If a user signs off and back-on after a web-based password change, the Windows cache is refreshed and the intruder lockout problem described above is averted. This approach is not user friendly, however.

To eliminate this problem without forcing users to sign off and back on, Password Manager includes an ActiveX component that can silently update the user's Windows password cache after a web-based password change.

The cache-updating ActiveX component works on Windows XP, Vista and 7 PCs.

Clearing intruder lockouts - quickly

Active Directory does not propagate cleared intruder lockout flags on an expedited schedule. This can create problems for remote users who inadvertently trigger a lockout and subsequently call a central help desk for assistance. The help desk will typically clear the user's lockout on a domain controller near the help desk. This lockout may take hours to reach the domain controllers against which the user wishes to authenticate or which support network services that the user wishes to access.

This problem is especially acute in global organizations, with hundreds of domain controllers that employ a global IT support function.
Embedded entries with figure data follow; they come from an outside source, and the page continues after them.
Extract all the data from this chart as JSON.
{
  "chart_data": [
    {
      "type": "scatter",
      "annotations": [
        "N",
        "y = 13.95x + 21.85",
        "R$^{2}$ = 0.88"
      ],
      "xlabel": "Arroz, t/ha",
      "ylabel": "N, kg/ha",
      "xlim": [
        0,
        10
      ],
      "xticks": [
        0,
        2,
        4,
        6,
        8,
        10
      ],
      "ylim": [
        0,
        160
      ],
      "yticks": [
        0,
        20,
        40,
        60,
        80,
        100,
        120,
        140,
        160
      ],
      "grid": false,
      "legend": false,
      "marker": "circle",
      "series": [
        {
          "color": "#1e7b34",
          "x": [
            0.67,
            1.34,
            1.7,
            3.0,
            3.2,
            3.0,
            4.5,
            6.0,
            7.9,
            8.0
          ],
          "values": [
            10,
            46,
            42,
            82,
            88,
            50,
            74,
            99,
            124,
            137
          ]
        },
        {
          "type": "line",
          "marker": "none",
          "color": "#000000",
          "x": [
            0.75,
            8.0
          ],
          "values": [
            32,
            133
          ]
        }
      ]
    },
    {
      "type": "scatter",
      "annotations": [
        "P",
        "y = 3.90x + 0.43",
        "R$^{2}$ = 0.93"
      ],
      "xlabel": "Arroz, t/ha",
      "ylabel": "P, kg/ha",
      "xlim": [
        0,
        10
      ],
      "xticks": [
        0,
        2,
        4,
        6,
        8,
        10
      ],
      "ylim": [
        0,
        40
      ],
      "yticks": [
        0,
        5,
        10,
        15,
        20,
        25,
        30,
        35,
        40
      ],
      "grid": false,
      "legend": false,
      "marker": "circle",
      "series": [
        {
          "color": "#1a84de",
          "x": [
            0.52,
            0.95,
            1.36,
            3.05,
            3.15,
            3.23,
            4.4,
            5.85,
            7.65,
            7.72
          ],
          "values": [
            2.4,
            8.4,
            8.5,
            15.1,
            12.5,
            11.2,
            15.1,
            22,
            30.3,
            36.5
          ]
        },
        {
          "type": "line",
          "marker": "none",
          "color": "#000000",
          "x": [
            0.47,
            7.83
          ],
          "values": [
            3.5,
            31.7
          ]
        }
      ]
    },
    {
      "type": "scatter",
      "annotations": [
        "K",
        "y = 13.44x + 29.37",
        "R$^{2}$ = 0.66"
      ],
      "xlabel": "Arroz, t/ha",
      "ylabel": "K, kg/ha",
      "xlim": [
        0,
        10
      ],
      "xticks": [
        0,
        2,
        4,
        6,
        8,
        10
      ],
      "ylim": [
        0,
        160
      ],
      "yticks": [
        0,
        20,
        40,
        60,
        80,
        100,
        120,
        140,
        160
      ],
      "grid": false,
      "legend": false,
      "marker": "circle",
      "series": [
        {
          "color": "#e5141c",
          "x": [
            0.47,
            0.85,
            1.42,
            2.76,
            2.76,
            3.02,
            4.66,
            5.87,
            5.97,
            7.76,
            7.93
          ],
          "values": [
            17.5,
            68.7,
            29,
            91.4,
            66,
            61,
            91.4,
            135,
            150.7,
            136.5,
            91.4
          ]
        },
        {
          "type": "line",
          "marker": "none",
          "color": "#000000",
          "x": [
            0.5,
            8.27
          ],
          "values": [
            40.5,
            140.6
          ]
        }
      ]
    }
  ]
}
Note that AD password change replication is described here:

Password Manager uniquely circumvents the problem of slow replication of cleared intruder lockouts between Active Directory domain controllers by automatically directing password resets and cleared intruder lockouts to a select set of domain controllers, which the user is most likely to access:

  • DCs on the user's home site, based on the user's home directory UNC and the IP address of the server that hosts this UNC.
  • DCs on the user's current site, based on the user's web browser IP address (this only applies to self-service password reset).
  • DCs mapped to either of these sites by an administrator-configured rule set. For example, at global or regional data centers.